According to clause 8,
The processor,
Duplicating the symptom classification unit of the auscultation sound analysis model, converting the learning data to obtain converted learning data, inputting the learning data into the symptom classification unit to obtain a first feature vector output from the symptom classification unit, , input the converted learning data into the replicated symptom classification unit, obtain a second feature vector output from the replicated symptom classification unit, and input the converted learning data to the symptom classification unit based on the first feature vector and the second feature vector.
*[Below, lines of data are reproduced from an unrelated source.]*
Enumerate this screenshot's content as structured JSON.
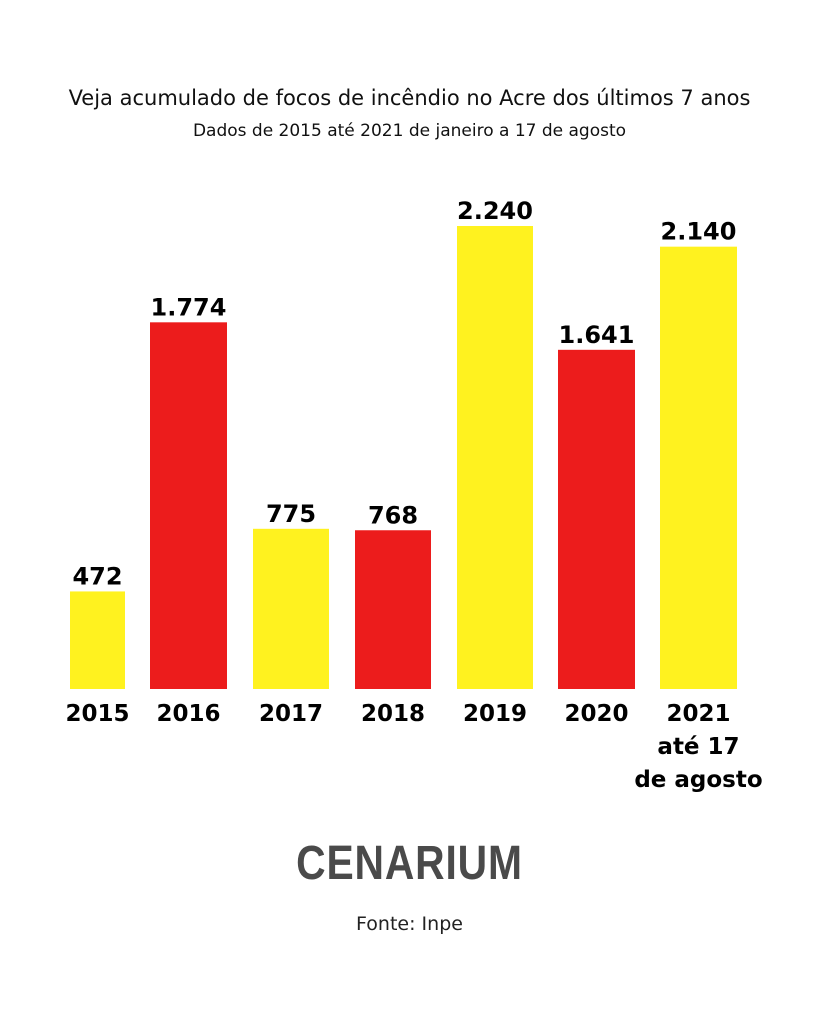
{
  "chart_data": {
    "type": "bar",
    "title": "Veja acumulado de focos de incêndio no Acre dos últimos 7 anos",
    "subtitle": "Dados de 2015 até 2021 de janeiro a 17 de agosto",
    "categories": [
      "2015",
      "2016",
      "2017",
      "2018",
      "2019",
      "2020",
      "2021 até 17 de agosto"
    ],
    "category_lines": [
      [
        "2015"
      ],
      [
        "2016"
      ],
      [
        "2017"
      ],
      [
        "2018"
      ],
      [
        "2019"
      ],
      [
        "2020"
      ],
      [
        "2021",
        "até 17",
        "de agosto"
      ]
    ],
    "values": [
      472,
      1774,
      775,
      768,
      2240,
      1641,
      2140
    ],
    "data_labels": [
      "472",
      "1.774",
      "775",
      "768",
      "2.240",
      "1.641",
      "2.140"
    ],
    "colors": [
      "#fff21f",
      "#ec1c1c",
      "#fff21f",
      "#ec1c1c",
      "#fff21f",
      "#ec1c1c",
      "#fff21f"
    ],
    "xlabel": "",
    "ylabel": "",
    "ylim": [
      0,
      2240
    ],
    "grid": false
  },
  "logo": "CENARIUM",
  "source": "Fonte: Inpe"
}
An auscultation sound analysis model learning device that determines a pre-learning loss value for and adjusts parameter weights of the symptom classification unit so that the determined pre-learning loss value is minimized.
According to clause 9,
The processor,
Learning an auscultation sound analysis model that generates a masking feature vector by masking at least one of the plurality of feature values of the first feature vector and determines the pre-learning loss value based on the masking feature vector and the second feature vector. Device.
According to clause 9,
The processor,
An auscultation sound analysis model learning device for obtaining an exponential moving average value for the parameter weight of the symptom classification unit and adjusting the parameter weight of the replicated symptom classification unit based on the exponential moving average value.
According to clause 9,
The processor,
An auscultation sound analysis model learning device that obtains the converted learning data by converting at least one of the time component or the frequency component of the learning data.
According to clause 8,
The processor,
The learning data and the actual symptom information are provided to the symptom classification unit of the pre-learned auscultation sound analysis model to obtain a symptom classification result for the learning data from the symptom classification unit, and the actual symptom data and the symptom classification result are obtained. Based on this, a supervised learning loss value is determined, and the intermediate output value of the symptom classification unit and the actual patient information are provided to the patient information classification unit of the pre-learned auscultation sound analysis model, and patient information for the learning data is collected from the patient information classification unit. Obtain a classification result, determine an adversarial loss value based on the actual patient information and the patient information classification result, and finalize the pre-trained auscultation sound analysis model based on the supervised learning loss value and the adversarial loss value. An auscultatory sound analysis model learning device that determines a loss value and adjusts parameter weights of the symptom classification unit so that the determined final loss value is minimized.
According to paragraph 1,
The processor,
An auscultation sound analysis model learning device that obtains the learning data by converting the auscultation sound data into a time-frequency response signal in a two-dimensional vector form.
A computer program stored on a computer-readable recording medium,
The computer program is,
Obtaining learning data by preprocessing auscultation sound data;
Pre-training the auscultation sound analysis model by providing the learning data to the auscultation sound analysis model; and
A method of learning an auscultation sound analysis model comprising the step of providing actual symptom information and actual patient information to a pre-learned auscultation sound analysis model using the learning data and labeling data and supervised learning of the pre-learned auscultation sound analysis model. A computer program stored on a recording medium that contains instructions for execution by a processor.